On Monday night, Marne and Larry Nielsen, who manages Willows on the River
and Villas on Pepin, requested that the council change the ordinance so that lodging tax
funds collected by the city be turned over to the lodgers rather than to the Chamber of
Commerce, as the ordinance spells out.
On a motion from council Member Ray St. Martin and approved on a 5-1 vote, the
council instructed the staff to draft the ordinance amendment for consideration by the
council at its Dec. 9 meeting.
St. Martin and Council members Dawn Heitman, Keith Draz, Matt Powers and
Mary Lou Waltman voted to have the ordinance amendment drafterd.
Mayor Katie Himanga voted against considering the change. Council Member Joel
Beckman was not at the meeting until later. As Dakota County Auditor and Treasurer, he
was tied up with the U.S. Senate election recount there.

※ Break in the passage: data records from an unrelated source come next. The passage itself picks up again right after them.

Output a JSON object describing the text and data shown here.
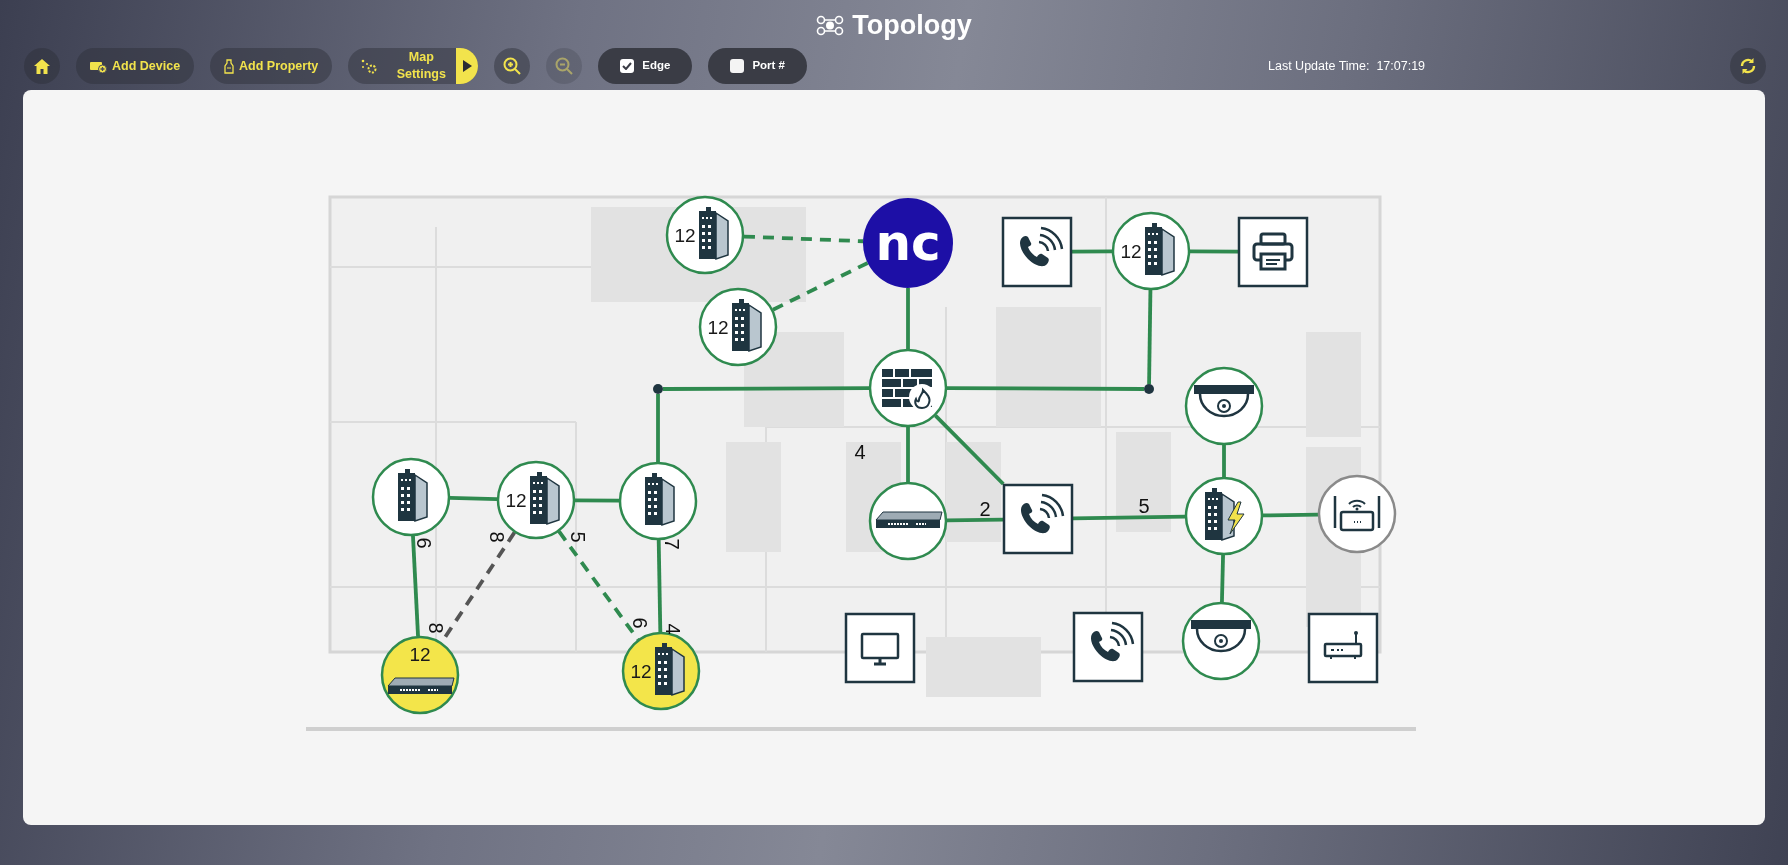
{
  "header": {
    "title": "Topology"
  },
  "toolbar": {
    "add_device": "Add Device",
    "add_property": "Add Property",
    "map_settings": "Map Settings",
    "zoom_out": {
      "disabled": true
    },
    "toggles": [
      {
        "label": "Edge",
        "checked": true
      },
      {
        "label": "Port #",
        "checked": false
      }
    ],
    "last_update": {
      "label": "Last Update Time:",
      "value": "17:07:19"
    }
  },
  "map": {
    "background": {
      "kind": "floor_plan"
    },
    "nodes": [
      {
        "kind": "building",
        "port_count": "12",
        "color": "#2f8a4f",
        "highlighted": false
      },
      {
        "kind": "building",
        "port_count": "12",
        "color": "#2f8a4f",
        "highlighted": false
      },
      {
        "kind": "nc",
        "logo_text": "nc"
      },
      {
        "kind": "phone"
      },
      {
        "kind": "building",
        "port_count": "12",
        "color": "#2f8a4f",
        "highlighted": false
      },
      {
        "kind": "printer"
      },
      {
        "kind": "firewall",
        "color": "#2f8a4f",
        "highlighted": false
      },
      {
        "kind": "junction"
      },
      {
        "kind": "junction"
      },
      {
        "kind": "camera",
        "color": "#2f8a4f",
        "highlighted": false
      },
      {
        "kind": "building",
        "color": "#2f8a4f",
        "highlighted": false
      },
      {
        "kind": "building",
        "port_count": "12",
        "color": "#2f8a4f",
        "highlighted": false
      },
      {
        "kind": "building",
        "color": "#2f8a4f",
        "highlighted": false
      },
      {
        "kind": "switch",
        "color": "#2f8a4f",
        "highlighted": false
      },
      {
        "kind": "phone"
      },
      {
        "kind": "building-power",
        "color": "#2f8a4f",
        "highlighted": false
      },
      {
        "kind": "router",
        "color": "#8a8a8a",
        "highlighted": false
      },
      {
        "kind": "switch",
        "port_count": "12",
        "color": "#2f8a4f",
        "highlighted": true
      },
      {
        "kind": "building",
        "port_count": "12",
        "color": "#2f8a4f",
        "highlighted": true
      },
      {
        "kind": "monitor"
      },
      {
        "kind": "phone"
      },
      {
        "kind": "camera",
        "color": "#2f8a4f",
        "highlighted": false
      },
      {
        "kind": "modem"
      }
    ],
    "links": [
      {
        "color": "#2f8a4f"
      },
      {
        "color": "#2f8a4f"
      },
      {
        "color": "#2f8a4f"
      },
      {
        "color": "#2f8a4f"
      },
      {
        "color": "#2f8a4f"
      },
      {
        "color": "#2f8a4f"
      },
      {
        "color": "#2f8a4f"
      },
      {
        "color": "#2f8a4f"
      },
      {
        "color": "#2f8a4f"
      },
      {
        "color": "#2f8a4f"
      },
      {
        "color": "#2f8a4f"
      },
      {
        "color": "#2f8a4f"
      },
      {
        "color": "#2f8a4f"
      },
      {
        "color": "#2f8a4f"
      },
      {
        "color": "#2f8a4f"
      },
      {
        "color": "#2f8a4f"
      },
      {
        "color": "#2f8a4f"
      },
      {
        "color": "#2f8a4f"
      },
      {
        "color": "#2f8a4f"
      },
      {
        "color": "#555555"
      },
      {
        "color": "#2f8a4f"
      },
      {
        "color": "#2f8a4f"
      }
    ],
    "port_labels": [
      "4",
      "2",
      "5",
      "6",
      "8",
      "5",
      "7",
      "8",
      "6",
      "4"
    ]
  }
}
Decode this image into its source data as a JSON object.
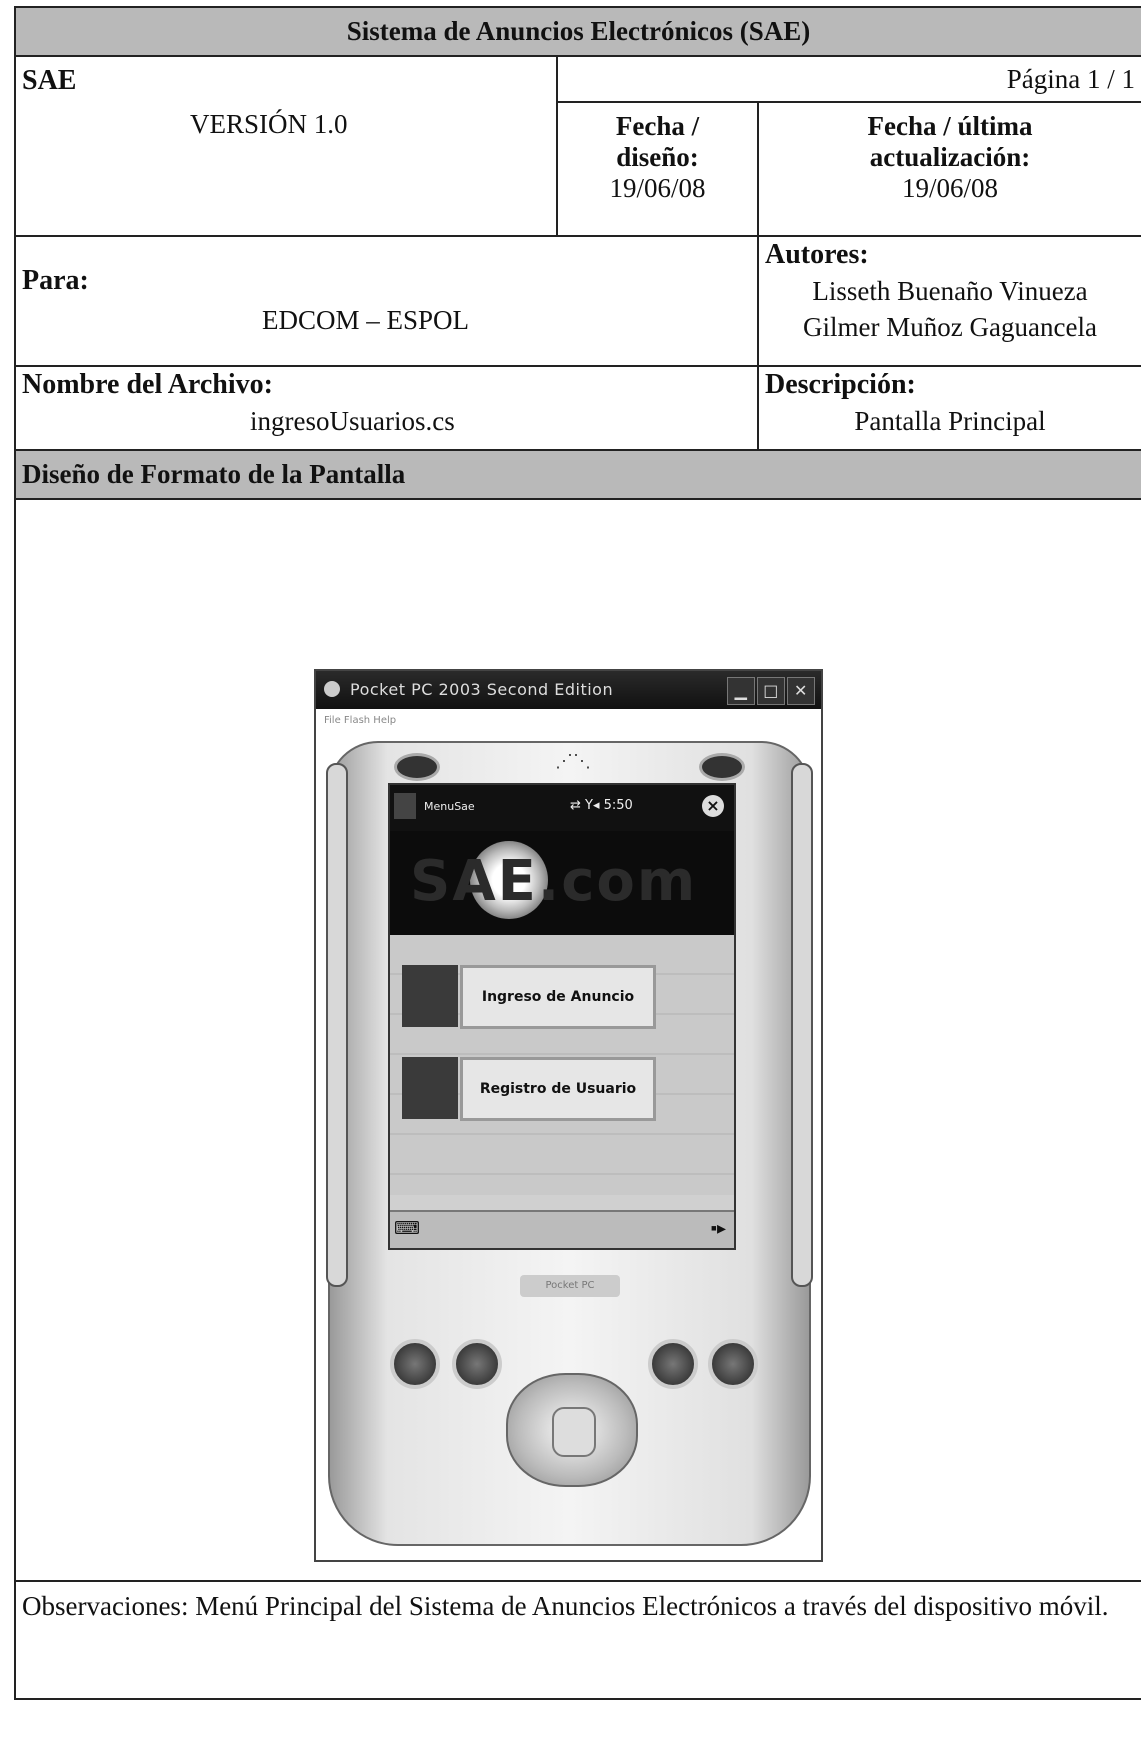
{
  "header": {
    "title": "Sistema de Anuncios Electrónicos (SAE)",
    "system_code": "SAE",
    "version": "VERSIÓN 1.0",
    "page": "Página  1 / 1",
    "design_date_label": "Fecha / diseño:",
    "design_date": "19/06/08",
    "update_date_label": "Fecha / última actualización:",
    "update_date": "19/06/08"
  },
  "info": {
    "para_label": "Para:",
    "para_value": "EDCOM – ESPOL",
    "autores_label": "Autores:",
    "autores": [
      "Lisseth Buenaño Vinueza",
      "Gilmer Muñoz Gaguancela"
    ],
    "archivo_label": "Nombre del Archivo:",
    "archivo_value": "ingresoUsuarios.cs",
    "descripcion_label": "Descripción:",
    "descripcion_value": "Pantalla Principal"
  },
  "section_title": "Diseño de Formato de la Pantalla",
  "emulator": {
    "window_title": "Pocket PC 2003 Second Edition",
    "menu": "File  Flash  Help",
    "app_name": "MenuSae",
    "status_icons": "⇄ Y◂ 5:50",
    "banner_text": "SAE.com",
    "buttons": [
      {
        "label": "Ingreso de Anuncio"
      },
      {
        "label": "Registro de Usuario"
      }
    ],
    "brand": "Pocket PC"
  },
  "observaciones": "Observaciones: Menú Principal del Sistema de Anuncios Electrónicos a través del dispositivo móvil."
}
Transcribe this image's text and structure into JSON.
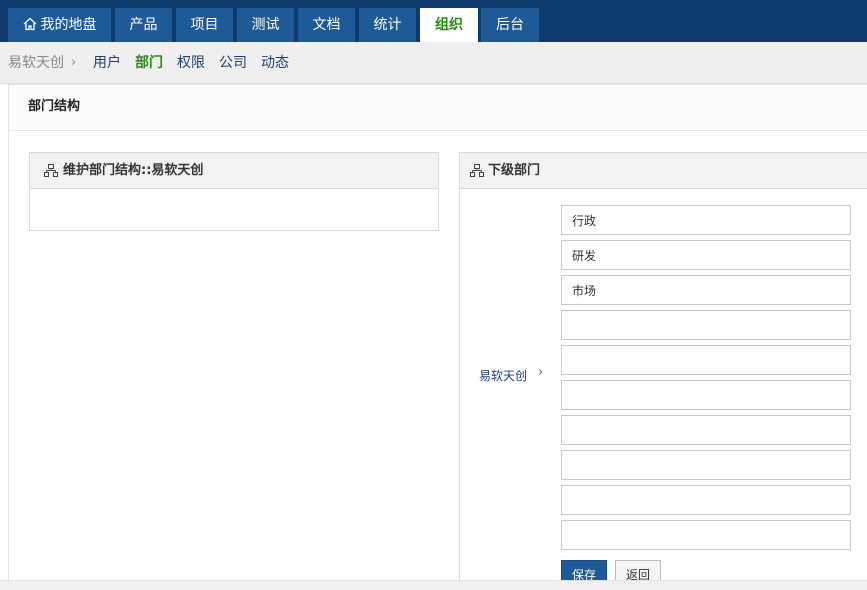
{
  "topnav": {
    "tabs": [
      {
        "label": "我的地盘",
        "icon": "home-icon",
        "active": false
      },
      {
        "label": "产品",
        "active": false
      },
      {
        "label": "项目",
        "active": false
      },
      {
        "label": "测试",
        "active": false
      },
      {
        "label": "文档",
        "active": false
      },
      {
        "label": "统计",
        "active": false
      },
      {
        "label": "组织",
        "active": true
      },
      {
        "label": "后台",
        "active": false
      }
    ]
  },
  "subnav": {
    "company": "易软天创",
    "separator": "›",
    "links": [
      {
        "label": "用户",
        "active": false
      },
      {
        "label": "部门",
        "active": true
      },
      {
        "label": "权限",
        "active": false
      },
      {
        "label": "公司",
        "active": false
      },
      {
        "label": "动态",
        "active": false
      }
    ]
  },
  "main": {
    "title": "部门结构",
    "left_box": {
      "icon": "org-chart-icon",
      "title": "维护部门结构::易软天创"
    },
    "right_box": {
      "icon": "org-chart-icon",
      "title": "下级部门",
      "parent_link": "易软天创",
      "parent_arrow": "›",
      "departments": [
        "行政",
        "研发",
        "市场",
        "",
        "",
        "",
        "",
        "",
        "",
        ""
      ],
      "save_label": "保存",
      "back_label": "返回"
    }
  },
  "colors": {
    "nav_bg": "#0e3a6e",
    "tab_bg": "#1f5a98",
    "active_text": "#2b8a12",
    "link": "#1d3f73"
  }
}
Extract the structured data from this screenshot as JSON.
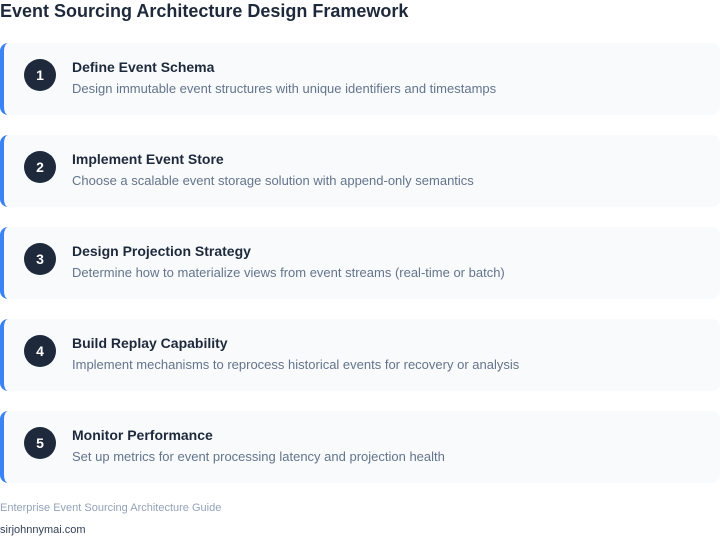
{
  "title": "Event Sourcing Architecture Design Framework",
  "steps": [
    {
      "number": "1",
      "title": "Define Event Schema",
      "description": "Design immutable event structures with unique identifiers and timestamps"
    },
    {
      "number": "2",
      "title": "Implement Event Store",
      "description": "Choose a scalable event storage solution with append-only semantics"
    },
    {
      "number": "3",
      "title": "Design Projection Strategy",
      "description": "Determine how to materialize views from event streams (real-time or batch)"
    },
    {
      "number": "4",
      "title": "Build Replay Capability",
      "description": "Implement mechanisms to reprocess historical events for recovery or analysis"
    },
    {
      "number": "5",
      "title": "Monitor Performance",
      "description": "Set up metrics for event processing latency and projection health"
    }
  ],
  "footer": {
    "note": "Enterprise Event Sourcing Architecture Guide",
    "site": "sirjohnnymai.com"
  },
  "colors": {
    "accent": "#3b82f6",
    "badge": "#1e293b",
    "card_background": "#f8fafc",
    "title_text": "#1e293b",
    "description_text": "#64748b"
  }
}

The proposed ordinance change will be brought back to the council at its Dec. 9
meeting for a first reading.
Since the council does not plan to hold a second meeting in December, the
ordinance change would not be acted on before the first meeting in January, unless a
special meeting is held in December.
The makeup of the council will be different starting in January. Mayor Himanga
and Council Members Dawn Heitman and Keith Draz will be off the council. The new
mayor, Jerry Dunbar, and new council members Andru Peters and Mark Spence will be
on the council.
The late payment of the third quarter taxes and the outstanding penalties were not
discussed at Monday night’s council meeting.
The city initiated the local lodging tax in 1997 the raise funds to promote tourism in
Lake City. The Chamber of Commerce agreed to be the fiscal agent to handle the funds.
A Tourism Bureau was created, made up of lodgers and Chamber members, to decide
how the funds would be used.
About $30,000 is collected through the tax each year.
Last summer the chamber changed its bylaws to set term limits on Tourism Bureau
membership and create turnover, which resulted in some long-term bureau members
being replaced. Nielsen was elected chair of the restructured Tourism Bureau.
Marn told the council in October that the chamber bylaw change left lodging
association members feeling the needs of their association were not being addressed.